Arms management is a process of vital importance for all states, as it addresses the collection, documentation, control and disposal of small arms, ammunition, explosives and light and heavy weapons in the hands of combatants, and often also in the hands of the civil population. If this process is not carried out properly, the arms trade will continue to be one of the most lucrative markets in the world, allowing networks of criminal groups to arm themselves without any control. That is why the United Nations General Assembly, after a study initiated in 1998 and through resolution 43/75 I, entitled "International Arms Transfer", approved the report and established a universal and non-discriminatory Registry of Conventional Arms. at UN headquarters, as provided in resolution 46/36 L of December 15, 1992.

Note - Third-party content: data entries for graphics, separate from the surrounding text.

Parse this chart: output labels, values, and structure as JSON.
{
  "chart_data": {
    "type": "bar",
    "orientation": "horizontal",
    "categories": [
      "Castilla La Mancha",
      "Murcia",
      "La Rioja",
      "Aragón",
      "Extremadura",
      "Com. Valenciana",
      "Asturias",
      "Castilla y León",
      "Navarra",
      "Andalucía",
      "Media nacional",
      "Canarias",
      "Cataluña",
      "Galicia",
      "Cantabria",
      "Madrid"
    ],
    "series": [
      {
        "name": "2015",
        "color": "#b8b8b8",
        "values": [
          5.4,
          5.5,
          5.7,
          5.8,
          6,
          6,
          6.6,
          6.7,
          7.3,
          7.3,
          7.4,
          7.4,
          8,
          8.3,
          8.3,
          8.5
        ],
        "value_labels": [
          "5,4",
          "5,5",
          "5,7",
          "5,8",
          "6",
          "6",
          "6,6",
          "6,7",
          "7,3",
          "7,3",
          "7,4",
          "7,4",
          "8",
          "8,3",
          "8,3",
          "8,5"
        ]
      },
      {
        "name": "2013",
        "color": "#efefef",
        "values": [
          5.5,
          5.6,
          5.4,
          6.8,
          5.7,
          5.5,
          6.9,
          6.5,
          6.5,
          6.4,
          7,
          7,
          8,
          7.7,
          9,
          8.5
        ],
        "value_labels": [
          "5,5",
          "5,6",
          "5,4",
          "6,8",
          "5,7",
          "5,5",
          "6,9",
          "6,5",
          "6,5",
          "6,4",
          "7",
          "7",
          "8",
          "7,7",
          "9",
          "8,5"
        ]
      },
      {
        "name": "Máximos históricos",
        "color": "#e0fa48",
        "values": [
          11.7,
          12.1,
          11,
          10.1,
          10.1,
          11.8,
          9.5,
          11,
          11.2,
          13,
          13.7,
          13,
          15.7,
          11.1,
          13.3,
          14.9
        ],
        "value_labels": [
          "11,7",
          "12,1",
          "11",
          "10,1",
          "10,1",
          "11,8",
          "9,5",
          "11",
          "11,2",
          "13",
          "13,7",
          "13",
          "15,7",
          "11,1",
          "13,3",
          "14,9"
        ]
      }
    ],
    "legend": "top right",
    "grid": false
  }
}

The Inter-American Convention against the Manufacture and Trafficking of Firearms, Ammunition, Explosives and Other Materials (CIFTA), adopted in November 1997, as a binding agreement, ratified by 31 of the 34 member states, is a significant step towards the control of weapons and ammunition in member countries.

What do we do?

The Inter-American Defense Board (IADB), through the Arms Management Section, provides technical and advisory advice regarding the management, security and destruction of weapons arsenals. In addition, it has the responsibility of monitoring operations to destroy weapons arsenals that are carried out in the Hemisphere. The IADB also carries out activities aimed at promoting transparency in the acquisition of weapons by Member Countries and carries out follow-up activities on issues of Non-Proliferation, Disarmament and Reduction of Arms and Ammunition.

How do we do it?

Through regional integration mechanisms for arms management, based on the UN Arms Acquisition Treaty (TAA), including:

  1. The Inter-American Convention on Transparency in the Acquisition of Conventional Weapons (CITAAC).
  2. The Inter-American Convention on the Illicit Manufacturing and Trafficking of Arms, Ammunition and Others (CITAAC).
  3. The Inter-American Commission for the Control of Drug Abuse (CICAD).

Who do we do it with?

We mainly collaborate with the Organization of American States (OAS), through CITAAC, CITAAC and CICAD.